Compromiso más que consignas

¿De qué extraña materia están hechos los cubanos, capaces de sobreponerse a las adversidades más cruentas? ¿Qué los ha mantenido firmes ante el embate feroz del bloqueo, agresiones físicas y sicológicas de un enemigo a 90 millas de distancia?

Quizás esto se pregunten asombrados muchos habitantes del mundo cuando atestiguan la marcha victoriosa de una obra colosal que llegó este año a su sexta década.

Nuestra arma, ni tan secreta ni mucho menos divina: la unidad inquebrantable del pueblo.

¡Sí se puede!, una consigna que alecciona mentes y nos impele a avocarnos en la construcción del Socialismo, en la formación del hombre nuevo.

Precisamente el germen está en las nuevas generaciones, esas que no estuvimos aquel 26 de Julio de 1994 en el hoy Monumento Nacional Presidio Modelo, pero sí recibimos de nuestros padres las palabras de confianza en la victoria que pronunciara el General de Ejército Raúl Castro Ruz.

Con retos, aspiraciones, triunfos y derroteros los pinos nuevos saben llevar en la frente la certeza de un futuro iluminado por el sacrificio constante y el trabajo.

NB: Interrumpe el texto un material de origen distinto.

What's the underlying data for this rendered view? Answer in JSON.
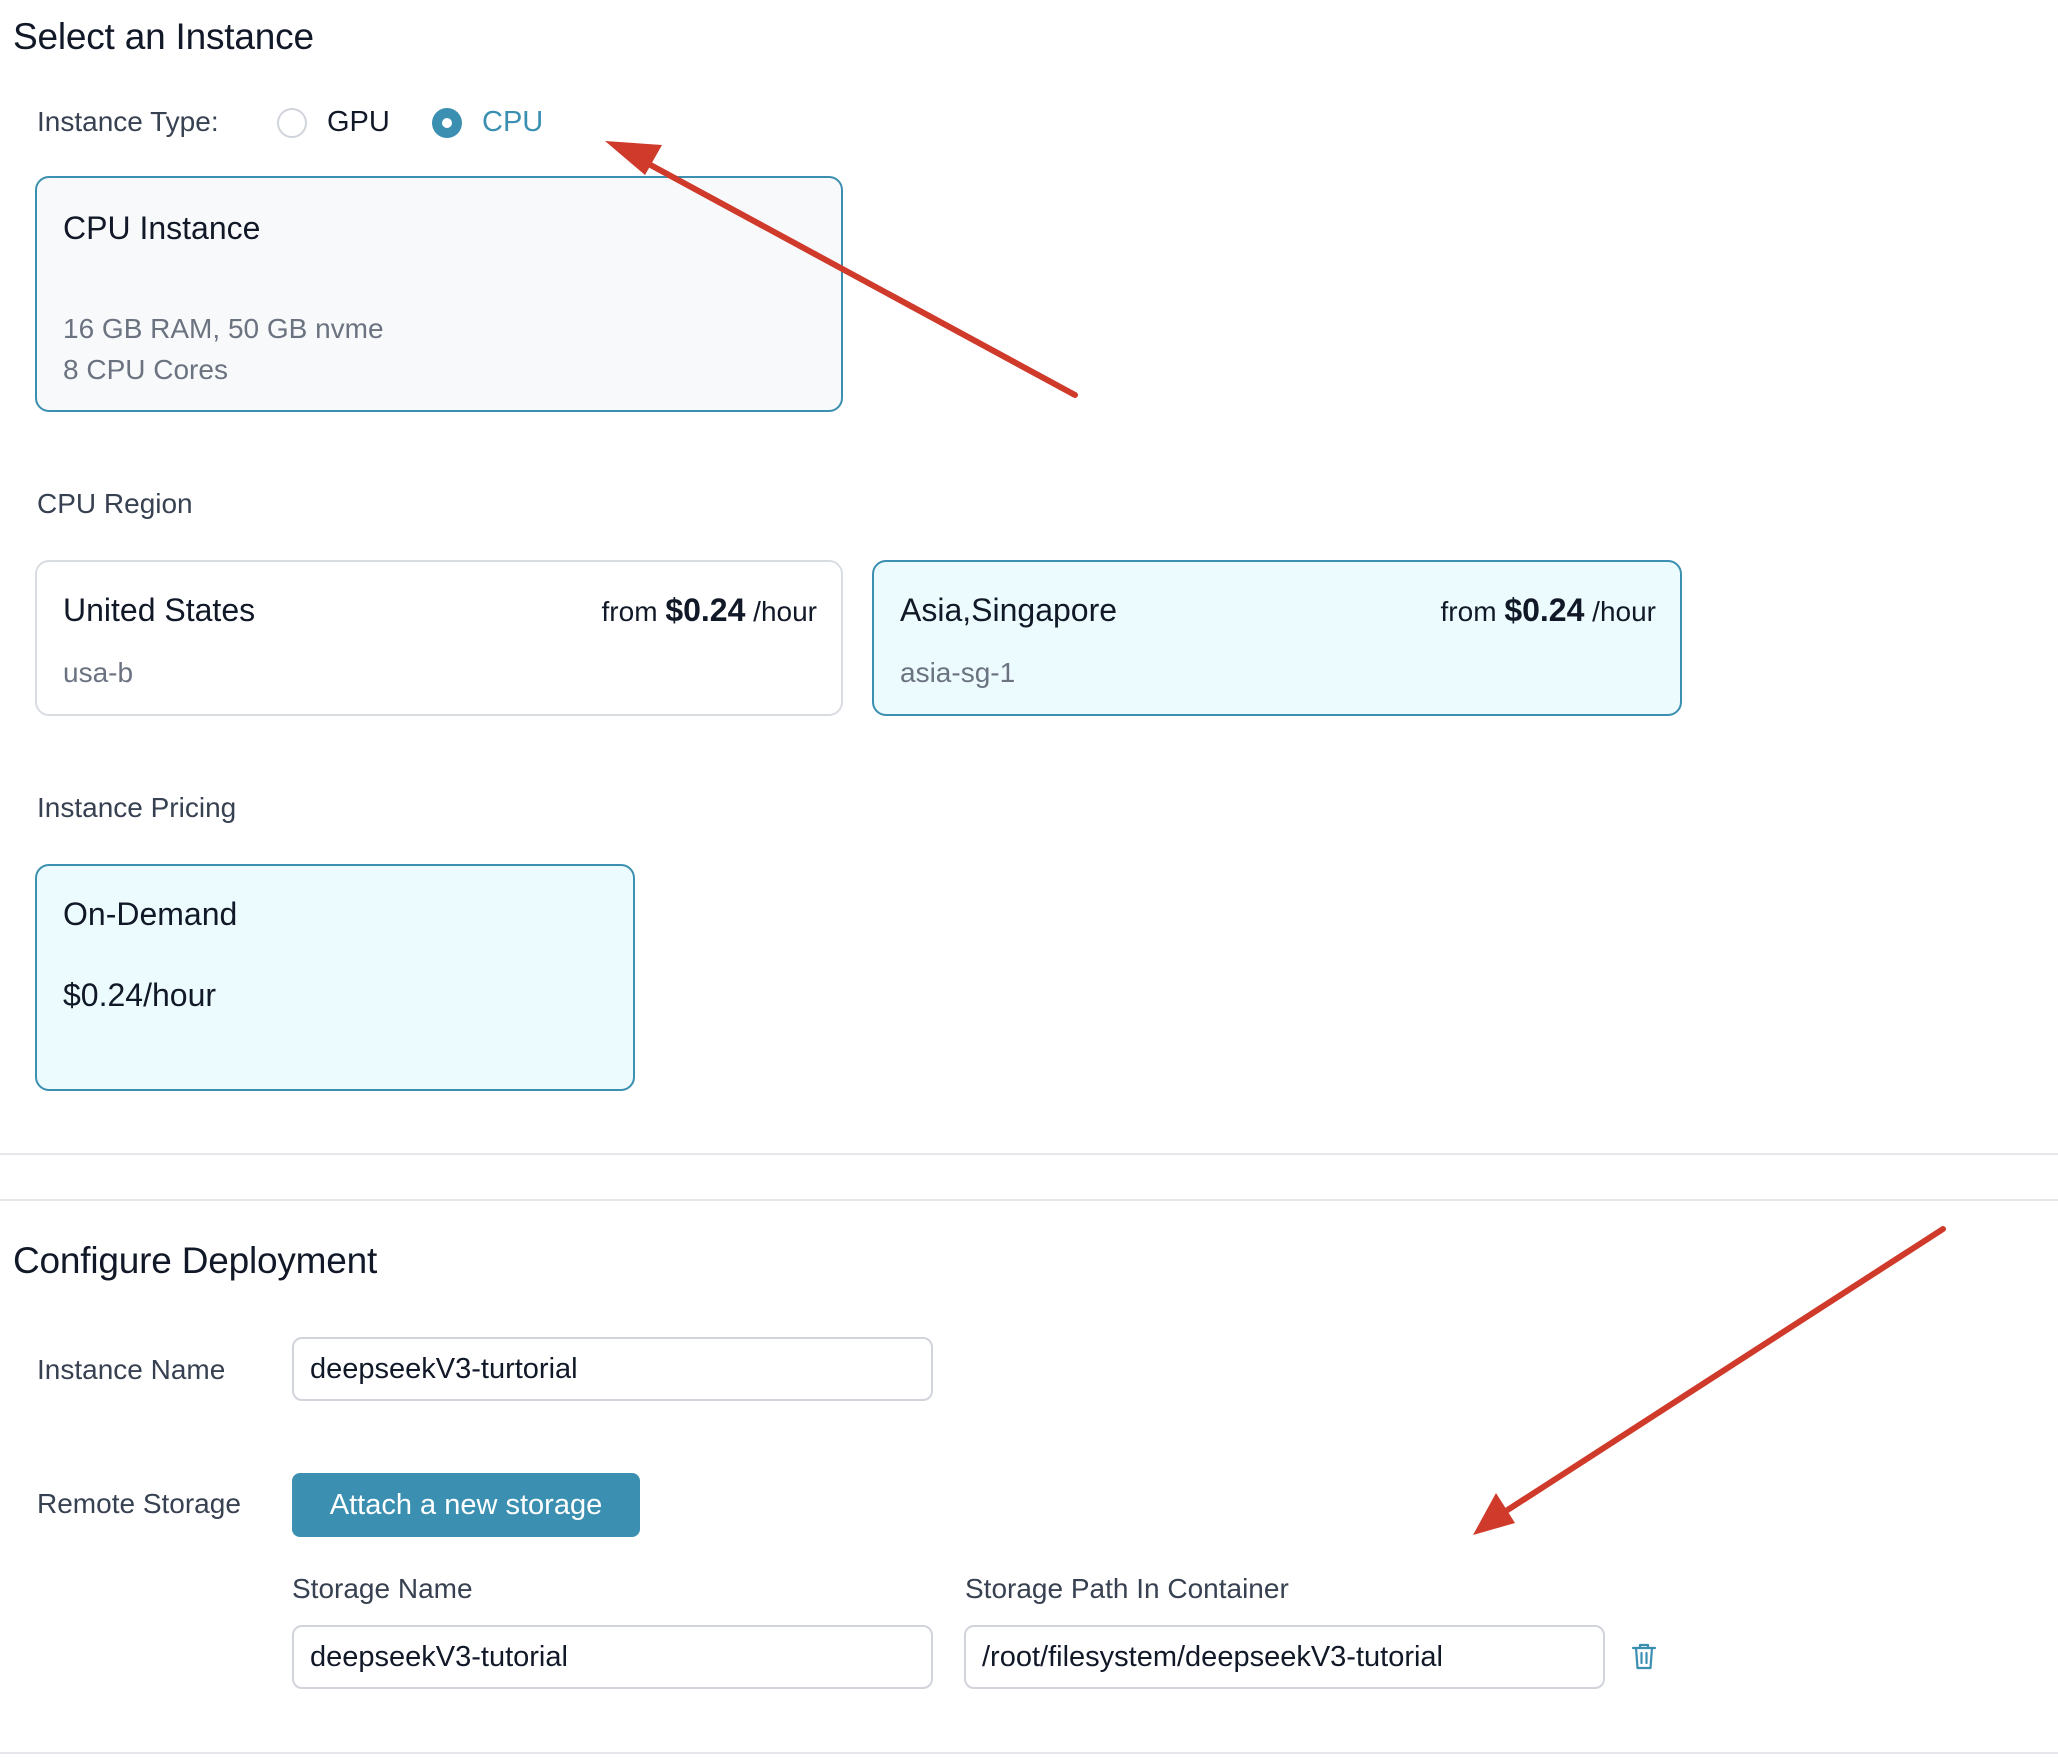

Nadie podrá arrancar los ideales que defendemos. Iluso quien intente apartar de nosotros la cuna emancipadora de Céspedes y las sabias enseñanzas de Martí y Fidel.

Esta es una juventud comprometida que no se vende al ultraje ni al vasallaje extranjero, que más que una consigna ve la ruta en torno a la unidad y abnegación para combatir sin tapujos la desidia, el pesimismo, la burocracia y cuanto atente contra el modelo de país elegido.

La rebeldía de los años imberbes no significa un descuido de la moral o nuestro sentir. Pensamos y somos Cuba, esa madre cariñosa que nos acurruca en el seno de la solidaridad, la paz y el humanismo. Y ¿quién no está dispuesto a defender a su madre, a darlo todo por su Patria?